Ford, who held the title of oldest living American, died last weekend at the age of 116. Purple was her favorite color.

Around sunset last night and tonight, the Wells Fargo Lights on the Duke Energy building in Uptown will light up purple in Ford's memory. Other Uptown businesses are reportedly following suit.

Ford lived in the same home in Charlotte for more than 58 years. She had 12 children, 48 grandchildren, 108 great-grandchildren, and approximately 120 great-great-grandchildren.

Hester Ford Birthday
Credit: Courtesy of the Ford Family

According to Gerontology, she was one of the top ten validated oldest Americans of all time, tying in age with Edna Parker, and one of the 50 longest-lived validated people in history.

Ford's secret to longevity? "I just live right, all I know," she mused at her 116th birthday back in August.

Ford was born on a farm in Lancaster County, South Carolina, where she grew up plowing and picking cotton. She married John Ford at age 14 and gave birth to the first of their 12 children (eight girls and four boys) at age 15. The family moved to Charlotte in 1953, where she worked for more than 20 years as a nanny. Her husband died in 1963, at the age of 57.

"Her light shined beyond her local area and she lived beyond a century with memories containing real life experience of over 100 years. She not only represented the advancement of our family but of the Black African American race and culture in our country. She was a reminder of how far we have come as people on this earth," a family statement posted by great-granddaughter Tanisha Patterson-Powe on Facebook reads. "Although she has passed, her legacy and memory will continue to live on through her family and everyone she has touched to make the world a better place for generations to come."

Patterson-Powe praised Duke Energy's moving gesture on Facebook this week.

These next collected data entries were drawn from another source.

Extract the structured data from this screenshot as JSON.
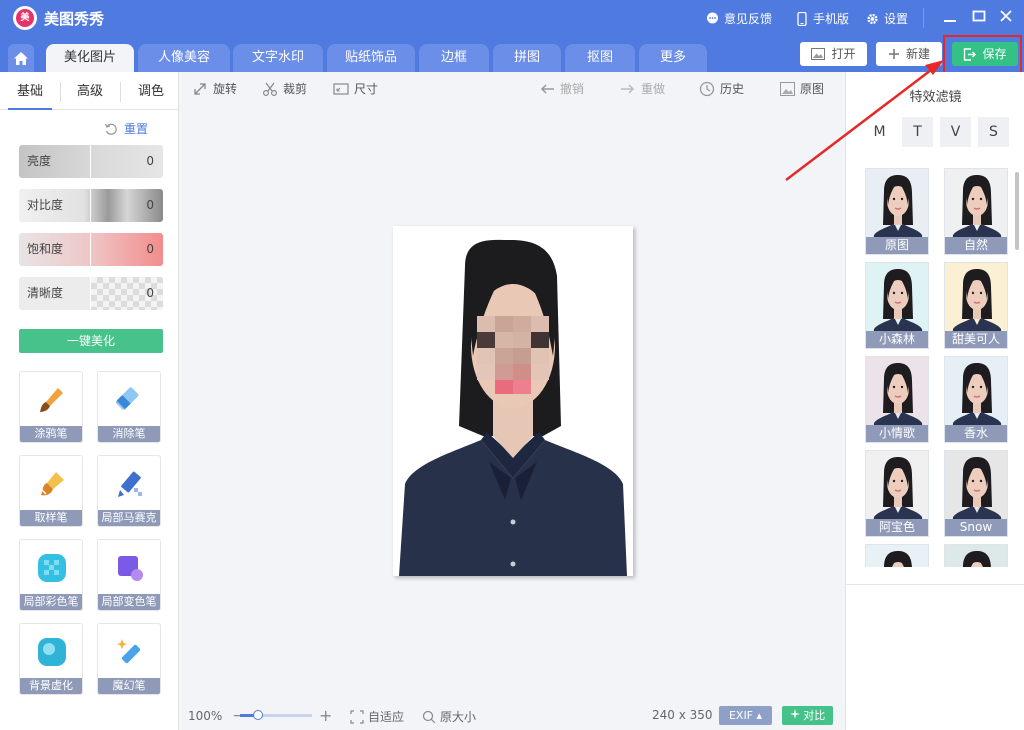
{
  "app": {
    "title": "美图秀秀",
    "logo_text": "美"
  },
  "title_bar": {
    "feedback": "意见反馈",
    "mobile": "手机版",
    "settings": "设置"
  },
  "tabs": [
    "美化图片",
    "人像美容",
    "文字水印",
    "贴纸饰品",
    "边框",
    "拼图",
    "抠图",
    "更多"
  ],
  "actions": {
    "open": "打开",
    "new": "新建",
    "save": "保存"
  },
  "left_panel": {
    "subtabs": [
      "基础",
      "高级",
      "调色"
    ],
    "reset": "重置",
    "sliders": [
      {
        "label": "亮度",
        "value": "0"
      },
      {
        "label": "对比度",
        "value": "0"
      },
      {
        "label": "饱和度",
        "value": "0"
      },
      {
        "label": "清晰度",
        "value": "0"
      }
    ],
    "one_key": "一键美化",
    "tools": [
      "涂鸦笔",
      "消除笔",
      "取样笔",
      "局部马赛克",
      "局部彩色笔",
      "局部变色笔",
      "背景虚化",
      "魔幻笔"
    ]
  },
  "center_toolbar": {
    "rotate": "旋转",
    "crop": "裁剪",
    "size": "尺寸",
    "undo": "撤销",
    "redo": "重做",
    "history": "历史",
    "original": "原图"
  },
  "bottom_bar": {
    "zoom": "100%",
    "zoom_level": 0.25,
    "fit": "自适应",
    "actual_size": "原大小",
    "dimensions": "240 x 350",
    "exif": "EXIF",
    "compare": "对比"
  },
  "right_panel": {
    "title": "特效滤镜",
    "filter_tabs": [
      "M",
      "T",
      "V",
      "S"
    ],
    "filters": [
      "原图",
      "自然",
      "小森林",
      "甜美可人",
      "小情歌",
      "香水",
      "阿宝色",
      "Snow"
    ]
  },
  "colors": {
    "brand": "#4f7ae0",
    "save": "#33c185",
    "highlight": "#e52929"
  }
}
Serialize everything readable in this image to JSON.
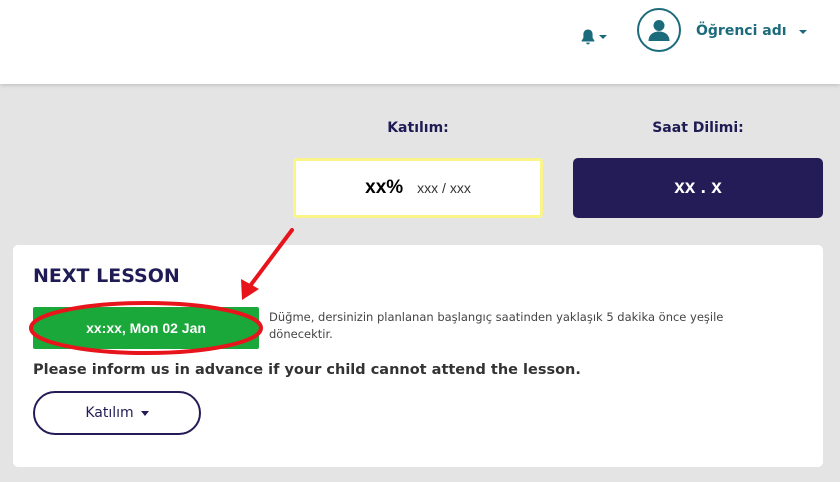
{
  "header": {
    "user_name": "Öğrenci adı",
    "icons": {
      "notifications": "bell-icon",
      "avatar": "user-avatar-icon"
    }
  },
  "stats": {
    "attendance_label": "Katılım:",
    "attendance_percent": "xx%",
    "attendance_ratio": "xxx / xxx",
    "timezone_label": "Saat Dilimi:",
    "timezone_value": "xx . x"
  },
  "next_lesson": {
    "title": "NEXT LESSON",
    "lesson_button_label": "xx:xx, Mon 02 Jan",
    "note": "Düğme, dersinizin planlanan başlangıç saatinden yaklaşık 5 dakika önce yeşile dönecektir.",
    "inform_text": "Please inform us in advance if your child cannot attend the lesson.",
    "attendance_dropdown_label": "Katılım"
  },
  "colors": {
    "brand_navy": "#231c56",
    "teal": "#1c6b7d",
    "lesson_green": "#1aa83a",
    "attendance_border": "#fbf48a",
    "annotation_red": "#e8141b"
  }
}
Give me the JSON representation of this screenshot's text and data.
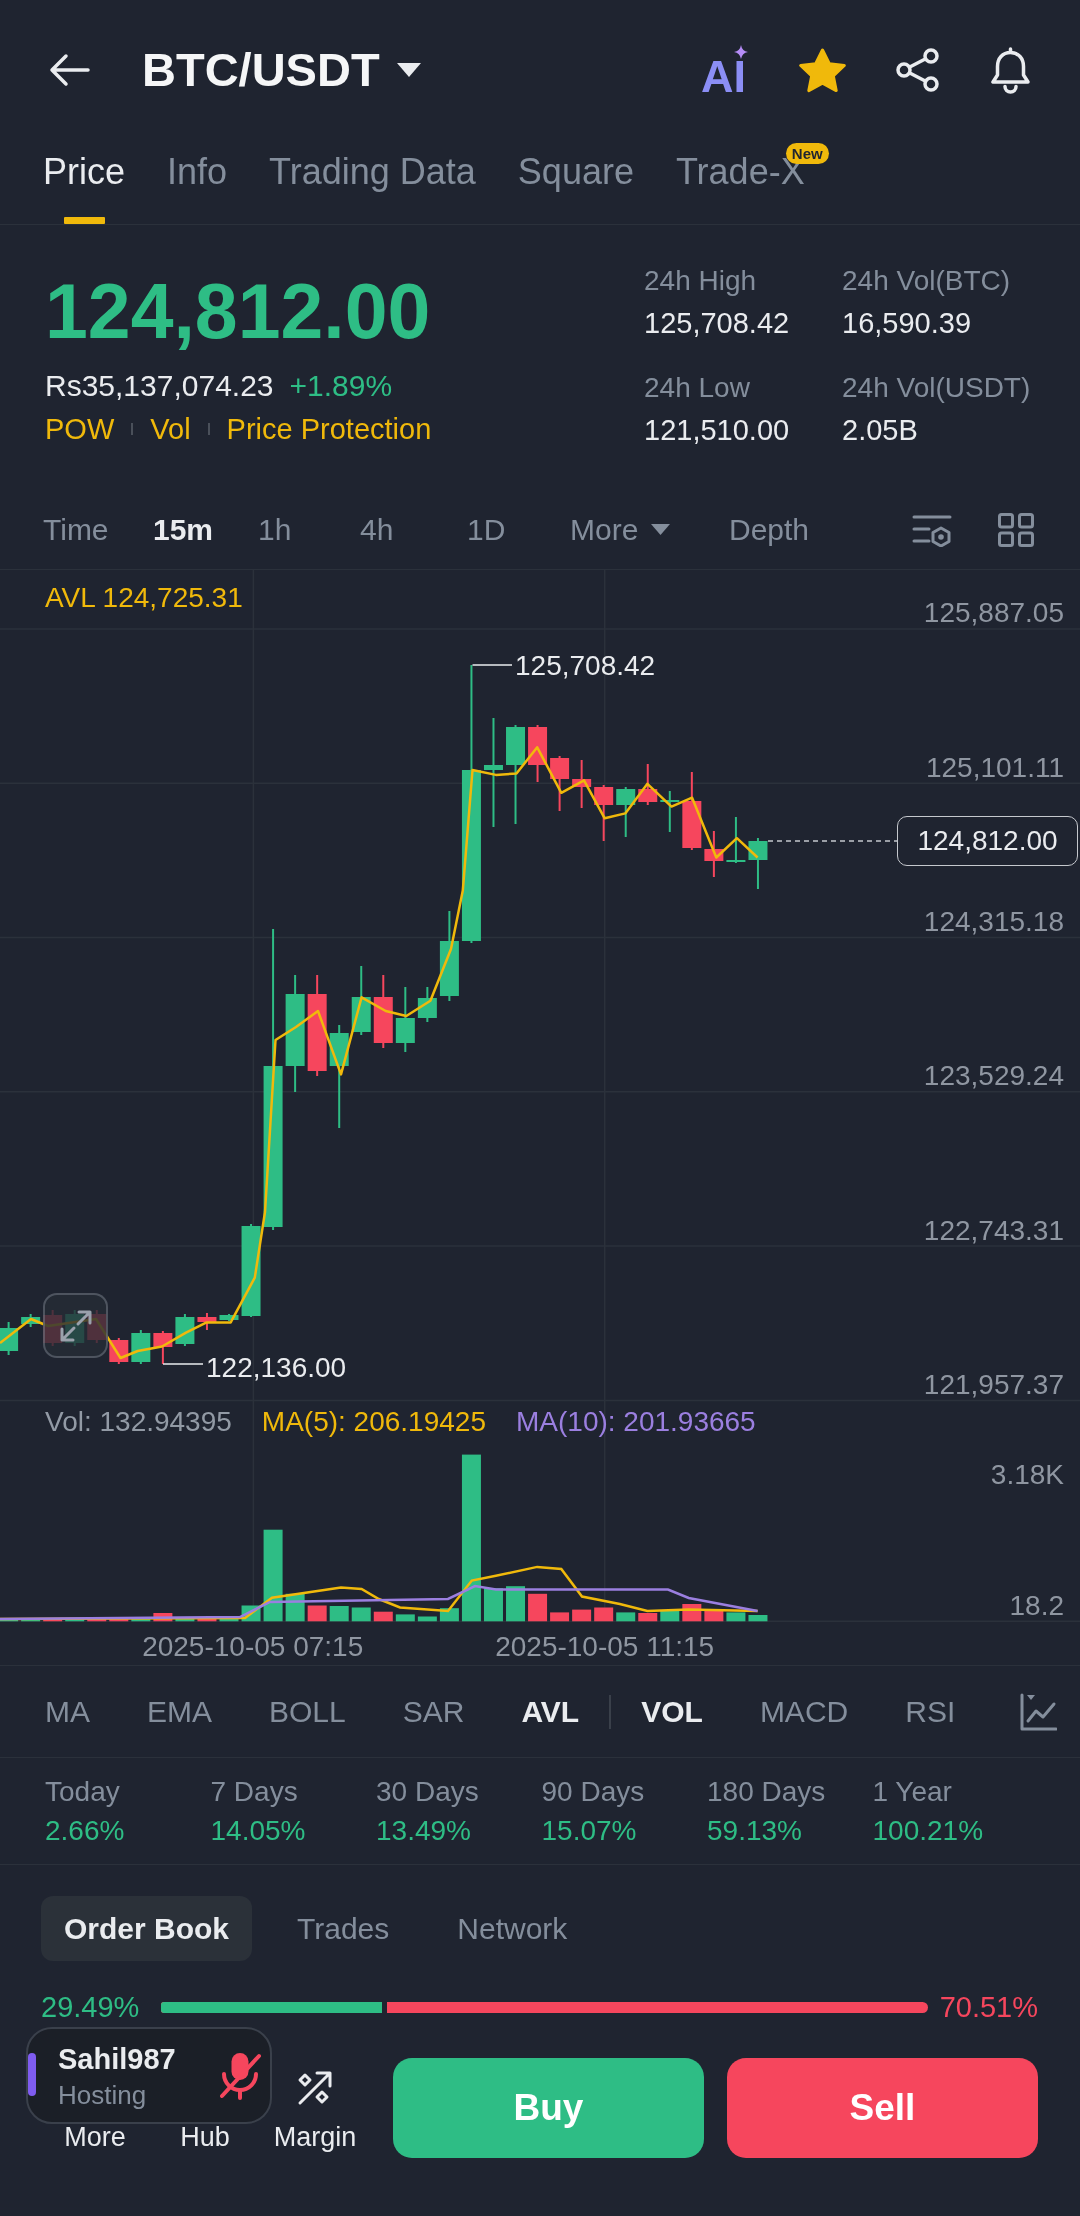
{
  "header": {
    "pair": "BTC/USDT",
    "ai_label": "AI",
    "favorite": true
  },
  "tabs": [
    {
      "label": "Price",
      "selected": true
    },
    {
      "label": "Info",
      "selected": false
    },
    {
      "label": "Trading Data",
      "selected": false
    },
    {
      "label": "Square",
      "selected": false
    },
    {
      "label": "Trade-X",
      "selected": false,
      "badge": "New"
    }
  ],
  "ticker": {
    "last_price": "124,812.00",
    "local_price": "Rs35,137,074.23",
    "change": "+1.89%",
    "tags": [
      "POW",
      "Vol",
      "Price Protection"
    ]
  },
  "stats": [
    {
      "label": "24h High",
      "value": "125,708.42"
    },
    {
      "label": "24h Vol(BTC)",
      "value": "16,590.39"
    },
    {
      "label": "24h Low",
      "value": "121,510.00"
    },
    {
      "label": "24h Vol(USDT)",
      "value": "2.05B"
    }
  ],
  "intervals": [
    {
      "label": "Time",
      "kind": "option",
      "selected": false
    },
    {
      "label": "15m",
      "kind": "option",
      "selected": true
    },
    {
      "label": "1h",
      "kind": "option",
      "selected": false
    },
    {
      "label": "4h",
      "kind": "option",
      "selected": false
    },
    {
      "label": "1D",
      "kind": "option",
      "selected": false
    },
    {
      "label": "More",
      "kind": "dropdown",
      "selected": false
    },
    {
      "label": "Depth",
      "kind": "option",
      "selected": false
    }
  ],
  "chart": {
    "indicator_reading": "AVL 124,725.31",
    "price_axis": [
      "125,887.05",
      "125,101.11",
      "124,315.18",
      "123,529.24",
      "122,743.31",
      "121,957.37"
    ],
    "high_marker": "125,708.42",
    "low_marker": "122,136.00",
    "last_price_tag": "124,812.00"
  },
  "volume": {
    "legend": [
      {
        "text": "Vol: 132.94395",
        "color": "#929aa5"
      },
      {
        "text": "MA(5): 206.19425",
        "color": "#f0b90b"
      },
      {
        "text": "MA(10): 201.93665",
        "color": "#9b7fe0"
      }
    ],
    "axis": [
      "3.18K",
      "18.2"
    ]
  },
  "time_axis": [
    "2025-10-05 07:15",
    "2025-10-05 11:15"
  ],
  "indicators": {
    "main": [
      {
        "label": "MA",
        "selected": false
      },
      {
        "label": "EMA",
        "selected": false
      },
      {
        "label": "BOLL",
        "selected": false
      },
      {
        "label": "SAR",
        "selected": false
      },
      {
        "label": "AVL",
        "selected": true
      }
    ],
    "sub": [
      {
        "label": "VOL",
        "selected": true
      },
      {
        "label": "MACD",
        "selected": false
      },
      {
        "label": "RSI",
        "selected": false
      }
    ]
  },
  "performance": [
    {
      "label": "Today",
      "value": "2.66%"
    },
    {
      "label": "7 Days",
      "value": "14.05%"
    },
    {
      "label": "30 Days",
      "value": "13.49%"
    },
    {
      "label": "90 Days",
      "value": "15.07%"
    },
    {
      "label": "180 Days",
      "value": "59.13%"
    },
    {
      "label": "1 Year",
      "value": "100.21%"
    }
  ],
  "book_tabs": [
    {
      "label": "Order Book",
      "selected": true
    },
    {
      "label": "Trades",
      "selected": false
    },
    {
      "label": "Network",
      "selected": false
    }
  ],
  "ratio": {
    "buy_label": "29.49%",
    "sell_label": "70.51%",
    "level": 0.2949
  },
  "bottom_nav": [
    {
      "label": "More",
      "kind": "more"
    },
    {
      "label": "Hub",
      "kind": "hub"
    },
    {
      "label": "Margin",
      "kind": "margin"
    }
  ],
  "actions": [
    {
      "label": "Buy",
      "kind": "buy"
    },
    {
      "label": "Sell",
      "kind": "sell"
    }
  ],
  "live_overlay": {
    "name": "Sahil987",
    "status": "Hosting",
    "muted": true
  }
}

"Please bring your family and friends to witness this moment and honor our Queen," she wrote alongside a photo of the Charlotte skyline glowing purple in celebration of her great-grandmother. "You have the option of riding around the city to view the skyline or coming uptown to enjoy a walk in the area—either way it will be SPECTACULAR!!"

Ford's family has set up a memorial fund with Safe Alliance, a non-profit organization providing support to those impacted by domestic violence and sexual assault within Mecklenburg County, in her honor.